Nearly two-thirds (65%) of all BEC attacks observed by Agari requested that the target purchase gift cards, and then send them to the attacker.
The company’s cyber intelligence division has been tracking and following a West African cyber-gang that has been attacking a mix of individuals and corporate email accounts. The group is looking to obtain the transfer of funds or sensitive information.
Dubbed by the cybersecurity company as “Silent Staring” the group has been primarily targeting American organizations.One of those is Caterpillar (CAT), which recently reported that it lost $11 million in a vendor impersonation attack.
Mark Ferguson, a former chief information security officer at Honeywell, told Yahoo Finance the U.S. has a “scalability issue.”
“When you’ve got a lot of big organizations in the United States, they’re going to attack the United States,” said Ferguson.
Meanwhile, Agari’s focus is to prevent business email compromise (BEC) attacks. “Once they get in that supply chain, they’re in a trusted echo-system boundary.

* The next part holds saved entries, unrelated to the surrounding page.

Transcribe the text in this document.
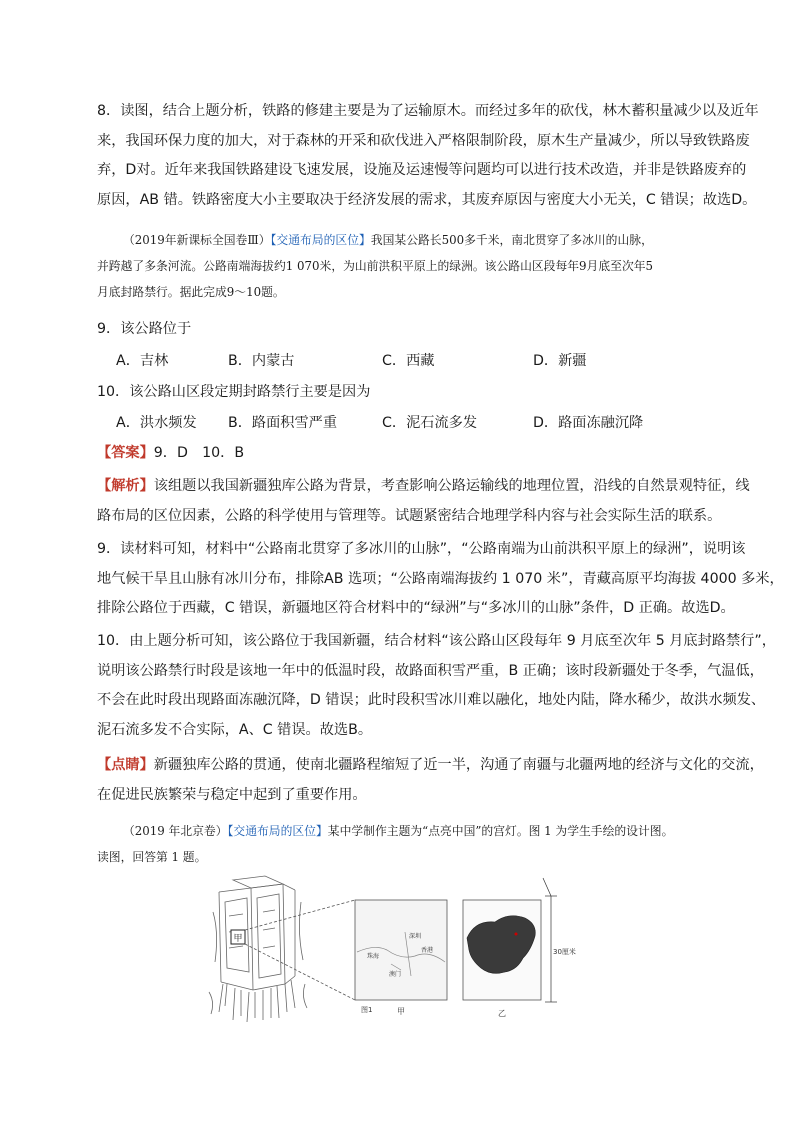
8．读图，结合上题分析，铁路的修建主要是为了运输原木。而经过多年的砍伐，林木蓄积量减少以及近年
来，我国环保力度的加大，对于森林的开采和砍伐进入严格限制阶段，原木生产量减少，所以导致铁路废
弃，D对。近年来我国铁路建设飞速发展，设施及运速慢等问题均可以进行技术改造，并非是铁路废弃的
原因，AB 错。铁路密度大小主要取决于经济发展的需求，其废弃原因与密度大小无关，C 错误；故选D。
（2019年新课标全国卷Ⅲ）【交通布局的区位】我国某公路长500多千米，南北贯穿了多冰川的山脉，
并跨越了多条河流。公路南端海拔约1 070米，为山前洪积平原上的绿洲。该公路山区段每年9月底至次年5
月底封路禁行。据此完成9～10题。

9．该公路位于

A．吉林	B．内蒙古	C．西藏	D．新疆

10．该公路山区段定期封路禁行主要是因为

A．洪水频发 B．路面积雪严重	C．泥石流多发	D．路面冻融沉降

【答案】9．D　10．B

【解析】该组题以我国新疆独库公路为背景，考查影响公路运输线的地理位置，沿线的自然景观特征，线
路布局的区位因素，公路的科学使用与管理等。试题紧密结合地理学科内容与社会实际生活的联系。
9．读材料可知，材料中“公路南北贯穿了多冰川的山脉”，“公路南端为山前洪积平原上的绿洲”，说明该
地气候干旱且山脉有冰川分布，排除AB 选项；“公路南端海拔约 1 070 米”，青藏高原平均海拔 4000 多米，
排除公路位于西藏，C 错误，新疆地区符合材料中的“绿洲”与“多冰川的山脉”条件，D 正确。故选D。
10．由上题分析可知，该公路位于我国新疆，结合材料“该公路山区段每年 9 月底至次年 5 月底封路禁行”，
说明该公路禁行时段是该地一年中的低温时段，故路面积雪严重，B 正确；该时段新疆处于冬季，气温低，
不会在此时段出现路面冻融沉降，D 错误；此时段积雪冰川难以融化，地处内陆，降水稀少，故洪水频发、
泥石流多发不合实际，A、C 错误。故选B。
【点睛】新疆独库公路的贯通，使南北疆路程缩短了近一半，沟通了南疆与北疆两地的经济与文化的交流，
在促进民族繁荣与稳定中起到了重要作用。
（2019 年北京卷）【交通布局的区位】某中学制作主题为“点亮中国”的宫灯。图 1 为学生手绘的设计图。
读图，回答第 1 题。
甲	深圳
香港
澳门
珠海
图1	甲	乙
30厘米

So we’re evolving our technologies to be able to stop that,” said Peterson.
“It’s also a call for action to the industry to work together because enterprises can no longer just support and secure themselves, they’ve got to think about their partners and their partners-partners, if we’re going to be secure together,” he added.
“There’s so much information that people put out there now and it’s so easy to gather that information,” said Ferguson. With the surge in social media use, criminals are “gathering this information up and they’re able to build pretty powerful profiles on people, and then go and exploit that.”